Before I heard the author Amanda Ripley talk about High Conflict, I often wondered: Who is benefiting from all the discord? Whoever it is, I’m sure there’s a money motivation. Then Amanda gave it a name: “Conflict Entrepreneurs.” She writes about it in her book, High Conflict.

…people, in dramatically different situations, were drawn into high conflict by similar forces, including conflict entrepreneurs, humiliation, and false binaries.
Amanda explains that journalists are trained to simplify and amplify conflict. Conflict Entrepreneurs exploit or inflate conflict for their benefit. Sometimes they do it for profit, sometimes for a sense of importance, and sometimes just because it can give the satisfying ability to explain the world in binary terms, that’s one of the ways conflict becomes High Conflict.
Twitter as a Conflict Entrepreneur
Social media makes that much easier. The algorithms on Twitter and Facebook incentivize Conflict Entrepreneurs.
If you’re a regular reader, you know that I’m on a 40-day social media cleanse. That’s probably why I noticed how many articles and news stories included Tweets.
Twitter is a little more slanted toward political opinion and its user tend to be younger and more liberal than Facebook.

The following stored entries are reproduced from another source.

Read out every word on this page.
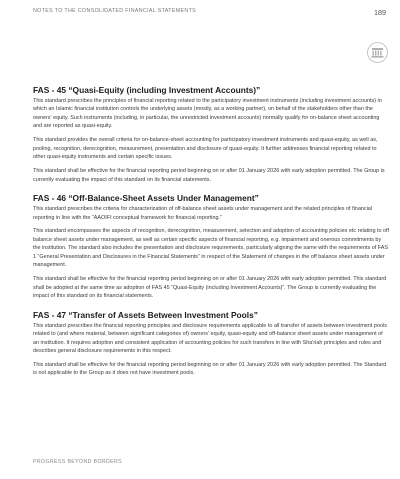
NOTES TO THE CONSOLIDATED FINANCIAL STATEMENTS	189
FAS - 45 “Quasi-Equity (including Investment Accounts)”

This standard prescribes the principles of financial reporting related to the participatory investment instruments (including investment accounts) in which an Islamic financial institution controls the underlying assets (mostly, as a working partner), on behalf of the stakeholders other than the owners' equity. Such instruments (including, in particular, the unrestricted investment accounts) normally qualify for on-balance sheet accounting and are reported as quasi-equity.

This standard provides the overall criteria for on-balance-sheet accounting for participatory investment instruments and quasi-equity, as well as, pooling, recognition, derecognition, measurement, presentation and disclosure of quasi-equity. It further addresses financial reporting related to other quasi-equity instruments and certain specific issues.

This standard shall be effective for the financial reporting period beginning on or after 01 January 2026 with early adoption permitted. The Group is currently evaluating the impact of this standard on its financial statements.

FAS - 46 “Off-Balance-Sheet Assets Under Management”

This standard prescribes the criteria for characterization of off-balance sheet assets under management and the related principles of financial reporting in line with the “AAOIFI conceptual framework for financial reporting.”

This standard encompasses the aspects of recognition, derecognition, measurement, selection and adoption of accounting policies etc relating to off balance sheet assets under management, as well as certain specific aspects of financial reporting, e.g. impairment and onerous commitments by the institution. The standard also includes the presentation and disclosure requirements, particularly aligning the same with the requirements of FAS 1 “General Presentation and Disclosures in the Financial Statements” in respect of the Statement of changes in the off balance sheet assets under management.

This standard shall be effective for the financial reporting period beginning on or after 01 January 2026 with early adoption permitted. This standard shall be adopted at the same time as adoption of FAS 45 “Quasi-Equity (including Investment Accounts)”. The Group is currently evaluating the impact of this standard on its financial statements.

FAS - 47 “Transfer of Assets Between Investment Pools”

This standard prescribes the financial reporting principles and disclosure requirements applicable to all transfer of assets between investment pools related to (and where material, between significant categories of) owners' equity, quasi-equity and off-balance sheet assets under management of an institution. It requires adoption and consistent application of accounting policies for such transfers in line with Sha'riah principles and rules and describes general disclosure requirements in this respect.

This standard shall be effective for the financial reporting period beginning on or after 01 January 2026 with early adoption permitted. The Standard is not applicable to the Group as it does not have investment pools.

PROGRESS BEYOND BORDERS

According to Pew Research:
- About 20% of Americans say they use Twitter (13% of those users keep their account private;)
- Twitter has more news-focused users;
- The median Twitter user tweets two times per month;
- The top 10% of Twitter users produce 80% of the tweets;
- 60% of the links to popular websites come from accounts that are likely bots, not people.
(Disclaimer: I have enough followers and I tweet often enough to be considered a media influencer. Early in my Twitter life, I vowed to be a Tweet-positive Influencer.) Life is usually more complicated than X is wrong and Y is right.
I’d really like to leave this story between the two people involved. Will Smith and Chris Rock are both real people with complexities and histories of their own and with each other. They are not just cardboard celebrities void of emotional depth. They are both more than 280 character tweets. Yes, their altercation was a public display. Yet, it has no impact on my life except to be a titillating story. So, again I ask, who’s benefitting here?
Who’s the Conflict Entrepreneur in the Smith/Rock incident?
I’m not sure. At the same time, I plan to continue to try to distance myself from Conflict Entrepreneurs who delight in amplifying conflict.